30A Mag Switch Problems

A project log for Magnetic Switches for RC Aircraft

Four versions of a simple on/off power switch activated by a magnet.

bud-bennettBud Bennett 03/01/2018 at 23:290 Comments

I assembled the 30A mag switch PCBs without issues. I expected some problems with the M1 & M2 PowerPak packages, but for some reason they always solder up just fine. I measured about 22µA of off-state current with 6V < VIN < 20V. Pretty much the same as the 4A boards. With 5A applied load current I measured 1.1mΩ switch resistance -- spot on the design target. 

The bad stuff happened when I hooked the switch up to a 30A_ESC/Radio/Motor. The switch disconnected itself when the current exceeded 16A. Bummer. I remembered a warning from a colleague at LTC/ADI about "scary currents" that could affect the hall-effect switch, so I went online and found this website calculator for magnetic field strength vs. current through a wire. It turns out that the magnetic field strength 1mm distant from a wire carrying 16A is about 32 Gauss -- very nearly the trip point of the hall effect switch. Stupid me.

In order to test out this theory, I desoldered the hall-effect switch from the circuit and located it onto a separate board with 2 inches of wire. Problem solved. The switch is now apparently immune to current flow.

But I could not reproduce the same problem as before by holding the hall-effect sensor near the current carrying wire as high currents flow. That was somewhat disconcerting, but par for the course.
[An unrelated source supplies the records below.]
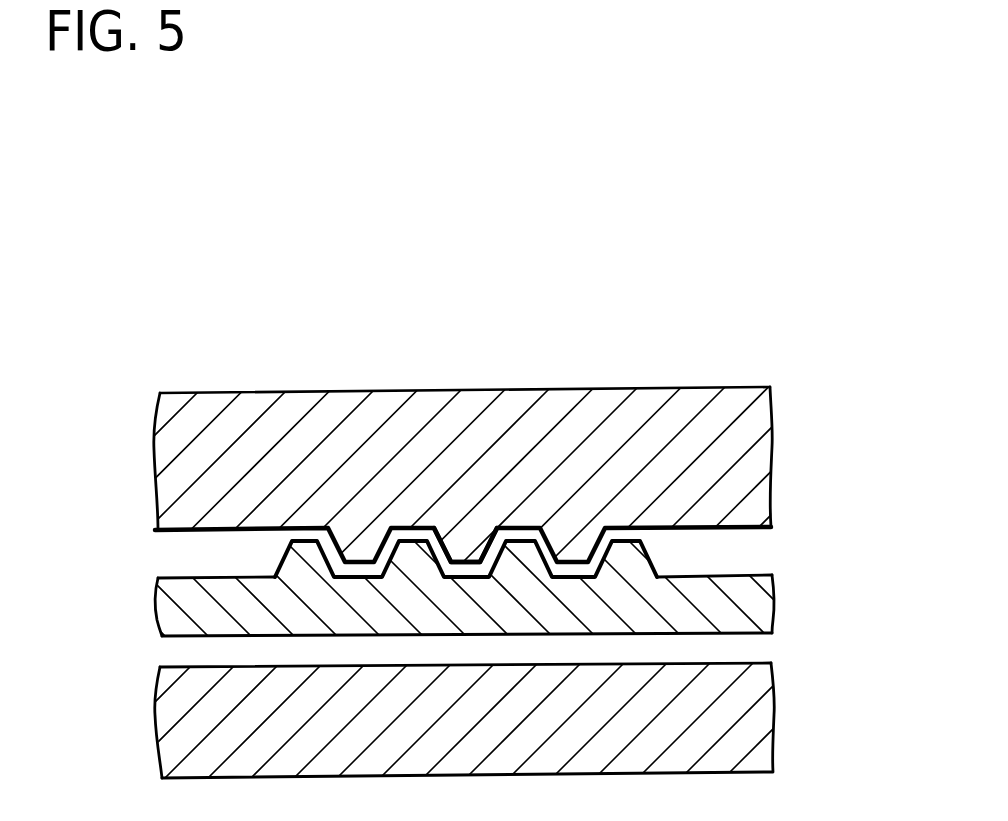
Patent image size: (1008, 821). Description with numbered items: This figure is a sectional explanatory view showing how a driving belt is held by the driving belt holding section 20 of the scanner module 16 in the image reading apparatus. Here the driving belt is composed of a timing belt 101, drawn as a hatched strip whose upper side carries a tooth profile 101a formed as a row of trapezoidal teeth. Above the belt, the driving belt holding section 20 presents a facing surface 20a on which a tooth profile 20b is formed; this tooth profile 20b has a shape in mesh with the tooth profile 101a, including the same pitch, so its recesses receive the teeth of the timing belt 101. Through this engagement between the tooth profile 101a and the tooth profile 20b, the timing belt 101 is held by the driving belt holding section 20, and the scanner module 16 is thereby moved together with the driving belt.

The scanner module 16 is at (843, 349).
The driving belt holding section 20 is at (760, 497).
The facing surface 20a is at (684, 536).
The tooth profile 20b is at (462, 548).
The timing belt 101 is at (177, 602).
The tooth profile 101a is at (300, 554).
I decided to use a 4S battery and a 60A ESC to generate a current above 30A to test the circuit. When I connected a fully charged (16.8V) 4S LiPo to the input the circuit lets some of its magic smoke out. After all the cussing ended I was able to determine that the TPS70950 LDO had apparently latched up -- the current was enough to fuse the VIN lead open:

It is apparent that a 30V rating is not enough to prevent inductive transients damaging the LDO. The second pass, and all the other mag switch circuits, will have a protection resistor to prevent this in the future. After replacing the LDO and the hall-effect device, which was also damaged by the event, I jury-rigged a 330Ω protection resistor in between the LDO and the battery. I plugged/unplugged the battery many times to see if there was any remaining tendency to smoke, but the circuit doesn't have that problem anymore. 

High Current measurements:

With load current 35A, the voltage across the switch was 40mV (that's 1.1mΩ). Power dissipation is only 1.3W, which should not be a problem for a board even this small. I repeated the measurement with 20A load current and got 22mV across the switch, and the same switch resistance. No changes required.

So here's the plan:

  1. Add a 330Ω protection resistor between B+ and the LDO input.
  2. Change the layout to move U2 as far from the current carrying traces and wires as possible. Here's the proposed topside layout (the bottom side did not change much):
    See that U2 (the hall-effect switch) moved to the bottom right side of the PCB. I measured 4mm from the high current traces. A wire carrying 50A generates 25 Gauss at a distance of 4mm.  The board area increased, but not materially.
  3. Change the hall-effect switch to increase the trip threshold. The S-5716ACDH2 component is specified with a typical threshold of 45 Gauss vs. 35 Gauss for the AH180 part. The minimum specified threshold is 25 Gauss.
  4. Use a magnet with higher field strength to compensate for the increased hall-effect threshold. I ordered a few 6mm dia. x 10mm length N52 Neodymium magnets to use in the application going forward. These new magnets have significantly higher B-field to compensate for the increased threshold. Another website yields useful calculations.
  5. There may be some users that want to locate the hall-effect sensor away from the main circuit board. I added pads to allow leads to be soldered instead of mounting the sensor on the board.

The change from the AH180 hall-effect sensor to the S-5716 sensor changes the way that the switch works. Previously, the switch would change state when the magnet was removed. Now the switch changes state when the magnet is applied. This should provide more immediate feedback to the user. 

The project details have been updated with all of the changes. I will wait a few days before ordering new PCBs.